Darüber hinaus hat der Gastronom eine weitere Idee: Er möchte den Kiez-Piks in Serie bringen: immer montags in der Wunderbar. Dann ohne Gratis-Pizza, aber mit einem Freigetränk auf Kosten des Hauses. Den Vorschlag möchte er noch mit der Sozialbehörde besprechen. Axel Strehlitz würde sich freuen, wenn sich die Sozialbehörde für weitere Impfstationen auf dem Kiez einsetzen würde, zum Beispiel auch auf dem Spielbudenplatz.
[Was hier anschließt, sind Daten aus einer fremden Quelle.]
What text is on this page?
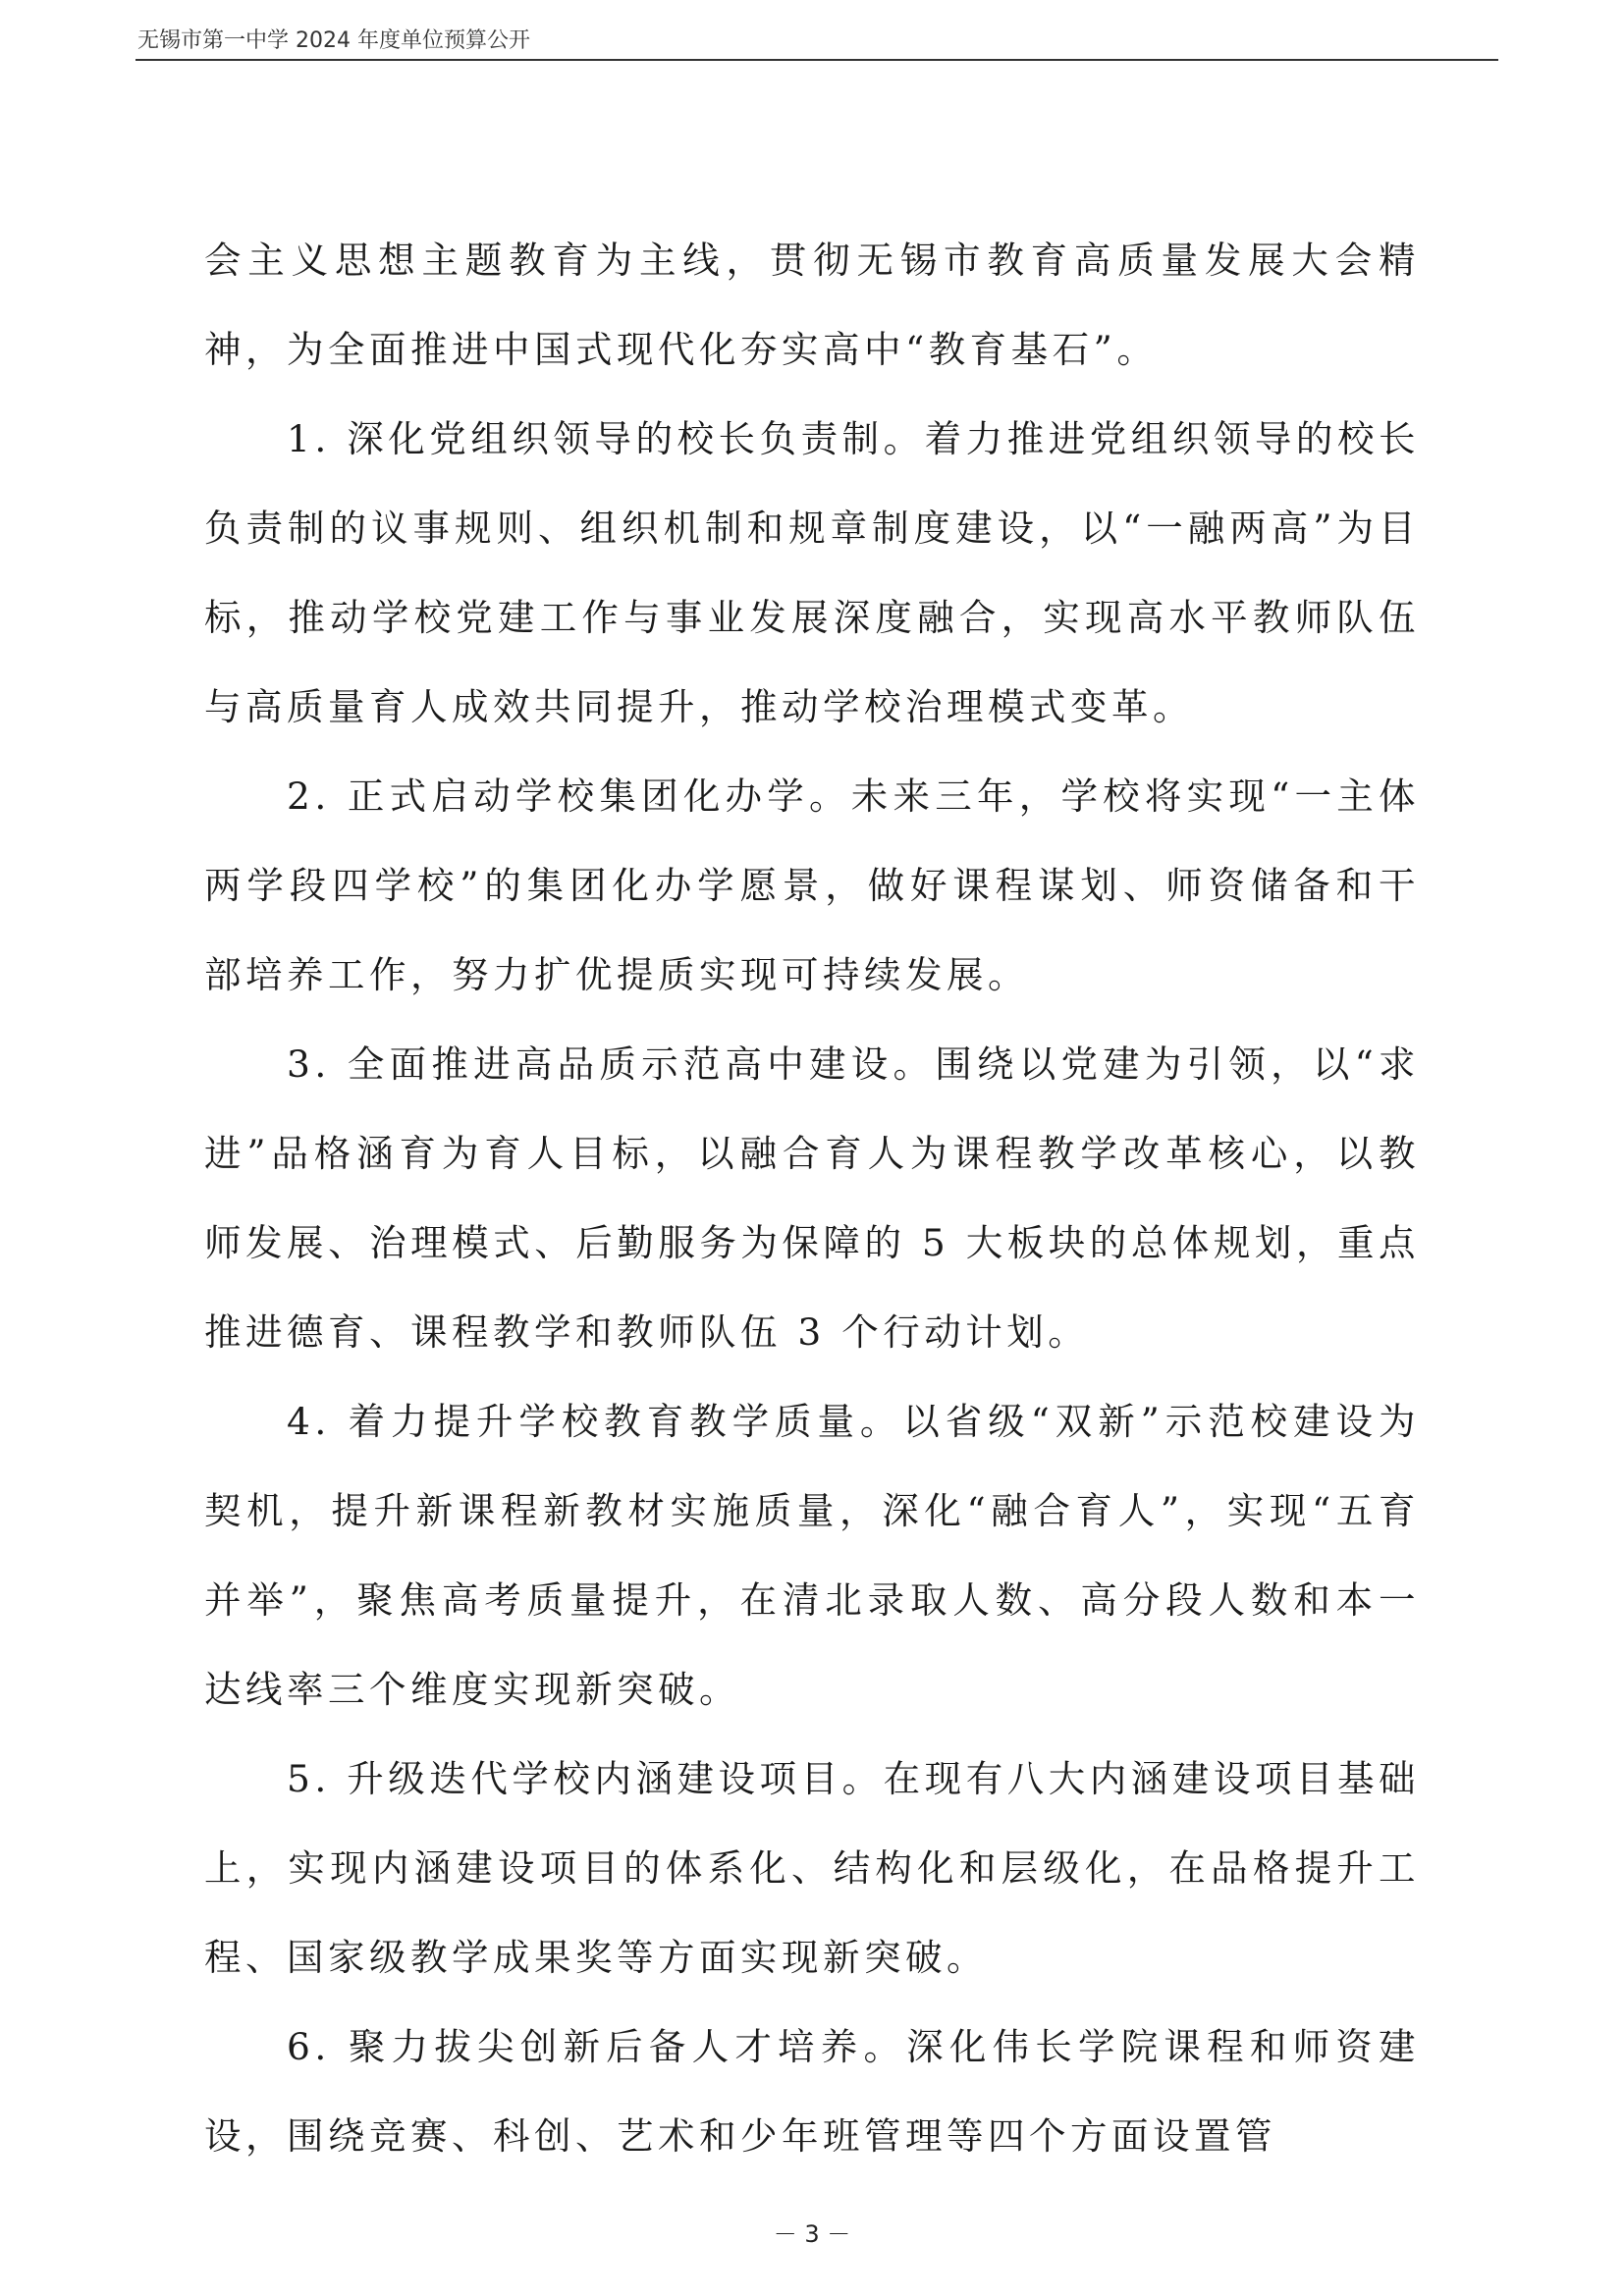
无锡市第一中学 2024 年度单位预算公开

会主义思想主题教育为主线，贯彻无锡市教育高质量发展大会精神，为全面推进中国式现代化夯实高中“教育基石”。

1. 深化党组织领导的校长负责制。着力推进党组织领导的校长负责制的议事规则、组织机制和规章制度建设，以“一融两高”为目标，推动学校党建工作与事业发展深度融合，实现高水平教师队伍与高质量育人成效共同提升，推动学校治理模式变革。

2. 正式启动学校集团化办学。未来三年，学校将实现“一主体两学段四学校”的集团化办学愿景，做好课程谋划、师资储备和干部培养工作，努力扩优提质实现可持续发展。

3. 全面推进高品质示范高中建设。围绕以党建为引领，以“求进”品格涵育为育人目标，以融合育人为课程教学改革核心，以教师发展、治理模式、后勤服务为保障的 5 大板块的总体规划，重点推进德育、课程教学和教师队伍 3 个行动计划。

4. 着力提升学校教育教学质量。以省级“双新”示范校建设为契机，提升新课程新教材实施质量，深化“融合育人”，实现“五育并举”，聚焦高考质量提升，在清北录取人数、高分段人数和本一达线率三个维度实现新突破。

5. 升级迭代学校内涵建设项目。在现有八大内涵建设项目基础上，实现内涵建设项目的体系化、结构化和层级化，在品格提升工程、国家级教学成果奖等方面实现新突破。

6. 聚力拔尖创新后备人才培养。深化伟长学院课程和师资建设，围绕竞赛、科创、艺术和少年班管理等四个方面设置管

－ 3 －
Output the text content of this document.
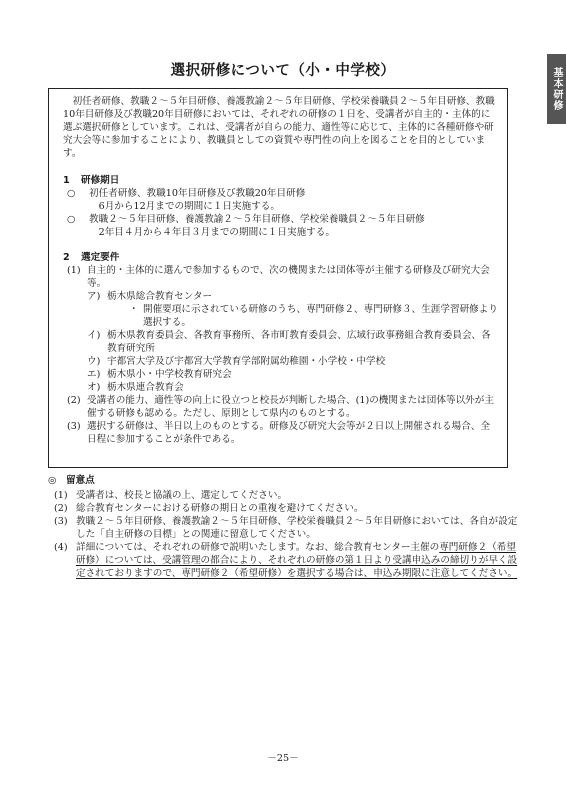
基本研修
選択研修について（小・中学校）

初任者研修、教職２～５年目研修、養護教諭２～５年目研修、学校栄養職員２～５年目研修、教職10年目研修及び教職20年目研修においては、それぞれの研修の１日を、受講者が自主的・主体的に選ぶ選択研修としています。これは、受講者が自らの能力、適性等に応じて、主体的に各種研修や研究大会等に参加することにより、教職員としての資質や専門性の向上を図ることを目的としています。

1 研修期日

○	初任者研修、教職10年目研修及び教職20年目研修
6月から12月までの期間に１日実施する。
○	教職２～５年目研修、養護教諭２～５年目研修、学校栄養職員２～５年目研修
2年目４月から４年目３月までの期間に１日実施する。

2 選定要件

(1) 自主的・主体的に選んで参加するもので、次の機関または団体等が主催する研修及び研究大会等。
ア) 栃木県総合教育センター
・ 開催要項に示されている研修のうち、専門研修２、専門研修３、生涯学習研修より選択する。
イ) 栃木県教育委員会、各教育事務所、各市町教育委員会、広域行政事務組合教育委員会、各教育研究所
ウ) 宇都宮大学及び宇都宮大学教育学部附属幼稚園・小学校・中学校
エ) 栃木県小・中学校教育研究会
オ) 栃木県連合教育会
(2) 受講者の能力、適性等の向上に役立つと校長が判断した場合、(1)の機関または団体等以外が主催する研修も認める。ただし、原則として県内のものとする。
(3) 選択する研修は、半日以上のものとする。研修及び研究大会等が２日以上開催される場合、全日程に参加することが条件である。

◎ 留意点

(1) 受講者は、校長と協議の上、選定してください。
(2) 総合教育センターにおける研修の期日との重複を避けてください。
(3) 教職２～５年目研修、養護教諭２～５年目研修、学校栄養職員２～５年目研修においては、各自が設定した「自主研修の目標」との関連に留意してください。
(4) 詳細については、それぞれの研修で説明いたします。なお、総合教育センター主催の専門研修２（希望研修）については、受講管理の都合により、それぞれの研修の第１日より受講申込みの締切りが早く設定されておりますので、専門研修２（希望研修）を選択する場合は、申込み期限に注意してください。
－25－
Impftermine auch im Museum und in der Elbphilharmonie

In der Zwischenzeit können sich Hamburgerinnen und Hamburger auch an anderen außergewöhnlichen Orten impfen lassen. Das mobile Team des DRK lädt etwa ins Museum Altona am 19. September, erneut ins Volksparkstadion am 1. Oktober und in die Elbphilharmonie am 2. Oktober ein. Auch Einkaufszentren, Gemeindehäuser und Vereine machen mit. Eine Übersicht veröffentlicht die Stadt auf der Internetseite hamburg.de/corona-impfstationen.